Pull to refresh

Comments 39

Вот за это — отдельное спасибо :)

Сам таким был.
Но сейчас стоит другая задача: классифицировать снимки с прошлого и даже позапрошлого века. Сканер дымится, руки устают… Вот бы их все куда-нибудь закинуть, и чтобы само распозналось ;-0

Мне повезло в этом плане с доцифровой эпохи фотографий всего несколько тысяч, так что я их отсканировал и разложил по местам еще с появлением первых нормальных сканеров.
В этом смысле очень удачным решением зачастую является Wikimedia Foundation. Загрузив ваши фотографии на Викисклад и разрешив всем свободно использовать их для произвольных целей, вы привлекаете большое сообщество к тому, чтобы опознать их сюжеты.

Конечно, это работает лишь с фотографиями, которые можно использовать без ограничений. То есть с фотографиями, где авторское право принадлежит вам, или с фотографиями, которые перешли в общественное достояние.
Провозившись как следует, наконец-то сформулировал свою хотелку. Вопрос не в том, чтобы опознать всех. А в том, что по какому-то набору, в котором, возможно и руками выделить лицо и указать: вот это Ян Феликсович, а это Виктория Юрьевна, в диапазоне от X до Y лет, распознавались конкретные лица и в старшем возрасте

Какое финальное качество распознования?


Пробовали переводить в чёрно-белые и так распозновать?

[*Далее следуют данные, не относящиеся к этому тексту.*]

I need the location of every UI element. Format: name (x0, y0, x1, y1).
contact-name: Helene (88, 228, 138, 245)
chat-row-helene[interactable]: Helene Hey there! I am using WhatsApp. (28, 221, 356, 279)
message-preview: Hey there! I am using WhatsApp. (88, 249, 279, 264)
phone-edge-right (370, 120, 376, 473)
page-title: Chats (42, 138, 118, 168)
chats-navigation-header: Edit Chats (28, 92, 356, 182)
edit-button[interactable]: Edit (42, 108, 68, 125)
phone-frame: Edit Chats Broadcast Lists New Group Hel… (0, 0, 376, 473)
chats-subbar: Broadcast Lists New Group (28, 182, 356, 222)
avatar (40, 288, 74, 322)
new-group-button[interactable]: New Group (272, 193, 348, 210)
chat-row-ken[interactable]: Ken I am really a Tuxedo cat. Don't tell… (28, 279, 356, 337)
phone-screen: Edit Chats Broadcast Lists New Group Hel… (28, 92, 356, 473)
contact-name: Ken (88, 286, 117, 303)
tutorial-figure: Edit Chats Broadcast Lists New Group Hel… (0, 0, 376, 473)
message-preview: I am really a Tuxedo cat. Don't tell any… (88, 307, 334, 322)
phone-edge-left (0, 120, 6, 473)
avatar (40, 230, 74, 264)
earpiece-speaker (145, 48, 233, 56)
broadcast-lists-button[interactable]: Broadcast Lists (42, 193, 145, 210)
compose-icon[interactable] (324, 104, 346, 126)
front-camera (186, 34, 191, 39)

Если говорить о нахождении лиц, то в случае с CNN сложно сказать точные цифры.
Такое ощущение что находит в 100% (если не брать лица повернутые от камеры больше чем на 90). Специально пропущенные я не искал, а случайно не попадались. В первой тестовой (пара десятков групповых фото) выборке нашел все.
HOG около 97% фронтальных и совсем плохо если даже немного повернуты.

Если про кодировку, то алгоритм из face-alignment нормально отрабатывает на ~95% (но то, что не отрабатывает это в основном совсем шлак: не в фокусе, сильно перекрытые или отвернутые), все хорошие отрабатывают отлично.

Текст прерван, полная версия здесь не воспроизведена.